Mais les Dogues, qui reçoivent Marseille dans huit jours, ont vu leur buteur Victor Osimhen sortir en fin de match sur une civière, apparemment touché à une cuisse et remplacé par le milieu argentin Nicolas Gaitan, dernière recrue de Lille.

Comme face à Monaco mardi (défaite 1-0), les Angevins ont été cueillis à froid par l'ouverture du score en début de match, d'autant qu'il n'a pas été d'une netteté exemplaire.

Sur une récupération de Gabriel Magalhaes qui a laissé Vincent Manceau à terre, Lille a lancé une contre-attaque rapide sous les sifflets du public, conclue par un lob du plat du pied de Victor Oshimhen, bien servi par Jonathan Bamba.

D'abord refusé pour hors-jeu, le but a été validé après intervention de l'arbitrage à distance (0-1, 14e).

- Angers bloqué -

Dominés en milieu de terrain et souvent maladroits dans leurs passes ou leurs contrôles, les joueurs de Stéphane Moulin ont concédé de nombreuses occasions: des frappes non cadrées de Jonathan Bamba (35e, 82e, 90+4) ou de Loïc Rémy (51e), une tête tout près du cadre d'Osihmen (59e), de bonnes sorties du gardien Ludovic Butelle contre Rémy (25e) puis Osihmen (77e).

Mais avec un peu plus d'efficacité, les velléités offensives angevines auraient pu être récompensées: une frappe dévissée de Rachid Alioui (7e), plusieurs centres dangereux où il n'a manqué que quelques centimètres aux destinataires, une reprise de volée de Fulgini contrée (70e), mais aussi plusieurs gestes douteux dans la surface pour lesquels le public a réclamé un penalty (38e, 42e, 68e).

Les Lillois ont finalement fait le break sur une contre-attaque dans laquelle Luiz Araujo a servi Renato Sanches, qui a marqué d'une frappe à ras de terre entre les jambes de Butelle.

Fringant en première partie de saison au point de passer plus d'un mois sur le podium à l'automne, Angers reste bloqué à une 13e place provisoire.
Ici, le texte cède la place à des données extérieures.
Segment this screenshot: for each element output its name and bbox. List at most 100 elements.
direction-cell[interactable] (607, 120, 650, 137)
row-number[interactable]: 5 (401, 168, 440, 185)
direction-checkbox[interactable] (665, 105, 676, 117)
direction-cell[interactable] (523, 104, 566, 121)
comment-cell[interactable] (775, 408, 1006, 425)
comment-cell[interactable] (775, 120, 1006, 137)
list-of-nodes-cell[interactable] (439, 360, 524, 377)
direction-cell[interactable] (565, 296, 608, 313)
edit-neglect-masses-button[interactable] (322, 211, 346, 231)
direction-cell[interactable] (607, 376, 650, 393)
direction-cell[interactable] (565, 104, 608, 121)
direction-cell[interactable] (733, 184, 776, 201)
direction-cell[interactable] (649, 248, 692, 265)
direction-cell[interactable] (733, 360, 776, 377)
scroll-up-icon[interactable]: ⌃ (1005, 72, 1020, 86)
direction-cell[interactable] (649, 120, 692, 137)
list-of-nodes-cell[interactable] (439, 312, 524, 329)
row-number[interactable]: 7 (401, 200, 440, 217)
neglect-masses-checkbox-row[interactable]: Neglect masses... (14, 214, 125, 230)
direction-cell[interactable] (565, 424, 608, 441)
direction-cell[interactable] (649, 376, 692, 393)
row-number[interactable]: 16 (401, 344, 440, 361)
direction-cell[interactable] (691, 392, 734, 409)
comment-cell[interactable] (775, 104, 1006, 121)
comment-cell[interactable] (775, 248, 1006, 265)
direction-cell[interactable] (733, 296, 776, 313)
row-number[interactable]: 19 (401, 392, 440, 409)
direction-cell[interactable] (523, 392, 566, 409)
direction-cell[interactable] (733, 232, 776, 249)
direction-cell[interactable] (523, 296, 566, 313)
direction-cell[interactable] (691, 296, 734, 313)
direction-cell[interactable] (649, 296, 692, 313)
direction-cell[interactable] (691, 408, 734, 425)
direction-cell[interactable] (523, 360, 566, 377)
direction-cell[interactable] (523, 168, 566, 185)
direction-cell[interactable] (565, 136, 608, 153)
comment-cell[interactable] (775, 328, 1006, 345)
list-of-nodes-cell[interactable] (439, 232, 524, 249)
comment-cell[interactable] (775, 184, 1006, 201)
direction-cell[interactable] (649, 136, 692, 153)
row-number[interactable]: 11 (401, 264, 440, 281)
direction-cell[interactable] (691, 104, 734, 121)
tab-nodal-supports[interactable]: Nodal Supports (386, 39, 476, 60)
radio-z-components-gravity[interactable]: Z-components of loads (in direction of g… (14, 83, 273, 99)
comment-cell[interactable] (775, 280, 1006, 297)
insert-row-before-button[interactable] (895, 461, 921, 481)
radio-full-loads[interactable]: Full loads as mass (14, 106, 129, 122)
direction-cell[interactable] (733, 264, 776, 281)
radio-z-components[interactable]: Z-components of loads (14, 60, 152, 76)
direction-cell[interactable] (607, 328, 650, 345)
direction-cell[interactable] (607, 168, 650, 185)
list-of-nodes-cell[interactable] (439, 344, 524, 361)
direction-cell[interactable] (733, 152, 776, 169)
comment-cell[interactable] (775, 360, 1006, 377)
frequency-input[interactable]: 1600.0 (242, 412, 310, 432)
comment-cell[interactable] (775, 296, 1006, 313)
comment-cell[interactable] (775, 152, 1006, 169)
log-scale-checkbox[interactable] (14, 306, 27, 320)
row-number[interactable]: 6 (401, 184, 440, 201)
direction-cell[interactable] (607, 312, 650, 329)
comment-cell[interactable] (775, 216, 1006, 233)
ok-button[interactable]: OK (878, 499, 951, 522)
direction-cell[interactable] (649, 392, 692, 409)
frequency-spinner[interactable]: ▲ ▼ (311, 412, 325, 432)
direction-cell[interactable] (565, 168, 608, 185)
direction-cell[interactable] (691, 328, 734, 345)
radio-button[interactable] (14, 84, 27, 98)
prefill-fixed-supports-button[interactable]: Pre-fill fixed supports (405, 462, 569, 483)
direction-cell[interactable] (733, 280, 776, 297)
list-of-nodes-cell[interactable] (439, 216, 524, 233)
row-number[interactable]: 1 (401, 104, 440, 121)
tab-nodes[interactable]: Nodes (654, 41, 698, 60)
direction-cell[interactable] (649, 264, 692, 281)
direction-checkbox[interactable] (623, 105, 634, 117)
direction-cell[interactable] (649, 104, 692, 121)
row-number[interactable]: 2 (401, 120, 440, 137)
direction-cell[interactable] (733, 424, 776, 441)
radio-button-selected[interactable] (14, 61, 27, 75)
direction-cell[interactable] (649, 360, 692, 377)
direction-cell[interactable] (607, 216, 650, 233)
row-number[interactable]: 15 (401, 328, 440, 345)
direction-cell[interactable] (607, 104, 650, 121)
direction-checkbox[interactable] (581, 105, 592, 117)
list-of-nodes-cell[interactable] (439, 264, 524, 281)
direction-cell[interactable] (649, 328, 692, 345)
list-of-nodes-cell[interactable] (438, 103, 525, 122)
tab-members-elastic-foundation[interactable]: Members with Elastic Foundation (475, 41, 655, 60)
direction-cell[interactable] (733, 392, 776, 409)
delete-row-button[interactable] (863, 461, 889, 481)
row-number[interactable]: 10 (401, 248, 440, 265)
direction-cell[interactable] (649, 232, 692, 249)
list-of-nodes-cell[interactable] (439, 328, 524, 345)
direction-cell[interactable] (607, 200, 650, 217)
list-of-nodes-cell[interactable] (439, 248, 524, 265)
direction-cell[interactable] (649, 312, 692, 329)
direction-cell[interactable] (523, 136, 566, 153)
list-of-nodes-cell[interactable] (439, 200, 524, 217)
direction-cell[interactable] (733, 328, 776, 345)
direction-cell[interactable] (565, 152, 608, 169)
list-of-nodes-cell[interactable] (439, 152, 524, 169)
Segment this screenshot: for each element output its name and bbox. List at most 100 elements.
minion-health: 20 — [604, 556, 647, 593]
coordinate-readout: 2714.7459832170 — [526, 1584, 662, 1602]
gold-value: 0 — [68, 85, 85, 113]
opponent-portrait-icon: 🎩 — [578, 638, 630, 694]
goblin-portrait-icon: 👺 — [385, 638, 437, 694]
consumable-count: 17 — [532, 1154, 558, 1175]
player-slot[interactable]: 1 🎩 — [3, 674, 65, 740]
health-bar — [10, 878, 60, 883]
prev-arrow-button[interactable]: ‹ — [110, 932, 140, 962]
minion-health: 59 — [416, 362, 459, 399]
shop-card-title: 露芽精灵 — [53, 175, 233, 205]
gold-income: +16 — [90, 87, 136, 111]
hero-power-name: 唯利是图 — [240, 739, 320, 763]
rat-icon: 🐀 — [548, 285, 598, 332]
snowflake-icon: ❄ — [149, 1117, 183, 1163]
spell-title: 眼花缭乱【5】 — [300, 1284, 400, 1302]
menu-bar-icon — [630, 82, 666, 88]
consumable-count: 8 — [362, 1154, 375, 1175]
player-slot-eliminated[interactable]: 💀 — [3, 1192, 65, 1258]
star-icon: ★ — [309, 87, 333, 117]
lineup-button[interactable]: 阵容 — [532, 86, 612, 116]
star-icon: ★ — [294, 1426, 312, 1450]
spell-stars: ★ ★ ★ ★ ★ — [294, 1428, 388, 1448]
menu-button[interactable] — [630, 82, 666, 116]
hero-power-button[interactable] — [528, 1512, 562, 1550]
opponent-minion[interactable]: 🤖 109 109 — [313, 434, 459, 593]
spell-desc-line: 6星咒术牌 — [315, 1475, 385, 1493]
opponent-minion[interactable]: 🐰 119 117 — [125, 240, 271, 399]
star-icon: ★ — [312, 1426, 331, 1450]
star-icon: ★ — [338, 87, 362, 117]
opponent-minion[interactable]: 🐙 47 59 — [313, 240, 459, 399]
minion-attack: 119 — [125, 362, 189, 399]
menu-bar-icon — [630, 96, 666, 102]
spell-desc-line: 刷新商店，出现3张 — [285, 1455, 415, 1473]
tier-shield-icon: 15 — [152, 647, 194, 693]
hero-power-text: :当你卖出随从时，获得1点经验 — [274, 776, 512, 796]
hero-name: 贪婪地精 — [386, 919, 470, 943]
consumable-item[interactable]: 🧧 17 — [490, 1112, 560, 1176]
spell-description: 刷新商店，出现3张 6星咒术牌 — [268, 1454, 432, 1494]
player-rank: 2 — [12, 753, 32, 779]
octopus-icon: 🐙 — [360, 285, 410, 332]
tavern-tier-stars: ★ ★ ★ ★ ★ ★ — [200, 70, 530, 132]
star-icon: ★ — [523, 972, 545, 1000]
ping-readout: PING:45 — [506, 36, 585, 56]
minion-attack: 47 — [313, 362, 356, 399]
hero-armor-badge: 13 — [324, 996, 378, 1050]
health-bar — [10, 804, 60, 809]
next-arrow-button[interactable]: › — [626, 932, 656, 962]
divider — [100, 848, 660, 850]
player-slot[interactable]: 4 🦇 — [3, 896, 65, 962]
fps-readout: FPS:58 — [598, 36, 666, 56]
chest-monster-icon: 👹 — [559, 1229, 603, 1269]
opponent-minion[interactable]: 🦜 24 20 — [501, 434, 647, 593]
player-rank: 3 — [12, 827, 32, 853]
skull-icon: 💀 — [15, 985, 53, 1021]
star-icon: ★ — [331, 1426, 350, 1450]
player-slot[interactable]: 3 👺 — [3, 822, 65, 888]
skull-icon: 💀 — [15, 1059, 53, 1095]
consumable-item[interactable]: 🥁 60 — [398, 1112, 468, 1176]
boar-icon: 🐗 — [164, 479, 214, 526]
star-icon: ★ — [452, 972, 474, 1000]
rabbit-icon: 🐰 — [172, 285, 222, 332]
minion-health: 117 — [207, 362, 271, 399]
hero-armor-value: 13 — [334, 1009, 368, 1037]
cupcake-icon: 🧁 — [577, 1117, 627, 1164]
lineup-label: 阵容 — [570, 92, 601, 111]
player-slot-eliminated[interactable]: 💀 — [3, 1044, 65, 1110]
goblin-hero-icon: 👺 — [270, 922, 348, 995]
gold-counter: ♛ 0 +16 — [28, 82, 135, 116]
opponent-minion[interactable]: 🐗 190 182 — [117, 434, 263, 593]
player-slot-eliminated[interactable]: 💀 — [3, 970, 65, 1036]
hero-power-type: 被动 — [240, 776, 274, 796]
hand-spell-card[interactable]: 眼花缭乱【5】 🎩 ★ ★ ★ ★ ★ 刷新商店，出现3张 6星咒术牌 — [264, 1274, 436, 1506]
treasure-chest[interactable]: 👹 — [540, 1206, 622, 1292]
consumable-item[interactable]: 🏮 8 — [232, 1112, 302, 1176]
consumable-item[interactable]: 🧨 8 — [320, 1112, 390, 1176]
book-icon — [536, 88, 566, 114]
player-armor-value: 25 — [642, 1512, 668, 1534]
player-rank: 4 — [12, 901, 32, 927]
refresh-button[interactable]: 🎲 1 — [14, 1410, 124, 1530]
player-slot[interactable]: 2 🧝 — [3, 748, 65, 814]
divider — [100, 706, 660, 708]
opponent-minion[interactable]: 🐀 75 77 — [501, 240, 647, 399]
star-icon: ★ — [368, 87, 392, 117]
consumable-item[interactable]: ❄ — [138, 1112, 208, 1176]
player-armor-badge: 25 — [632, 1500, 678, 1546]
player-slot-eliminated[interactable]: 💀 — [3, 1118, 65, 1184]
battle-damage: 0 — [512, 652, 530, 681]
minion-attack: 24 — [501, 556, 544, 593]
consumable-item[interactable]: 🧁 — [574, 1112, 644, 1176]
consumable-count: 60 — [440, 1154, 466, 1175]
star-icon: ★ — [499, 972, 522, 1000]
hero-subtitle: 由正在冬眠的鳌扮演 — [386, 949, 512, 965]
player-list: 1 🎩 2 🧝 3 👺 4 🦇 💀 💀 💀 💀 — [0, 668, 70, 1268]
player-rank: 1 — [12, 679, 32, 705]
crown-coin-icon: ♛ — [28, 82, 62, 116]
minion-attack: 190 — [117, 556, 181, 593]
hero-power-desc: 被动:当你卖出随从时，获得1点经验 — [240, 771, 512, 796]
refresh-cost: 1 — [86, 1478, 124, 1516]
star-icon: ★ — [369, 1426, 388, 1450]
A l'exception de ses premiers tours de Coupe de France contre Dieppe (N3) puis Rouen (N2), le club n'a plus gagné depuis sa belle prestation le 21 décembre à Nantes (2-1).

Ce qui rend d'autant plus difficile le choix du club de faire parler uniquement le terrain face à la tourmente autour des déboires judiciaires de son président, qui avait apporté depuis 2011 stabilité et efficacité au club mais se voit accusé d'agressions sexuelles sur quatre jeunes femmes, salariées ou anciennes salariées.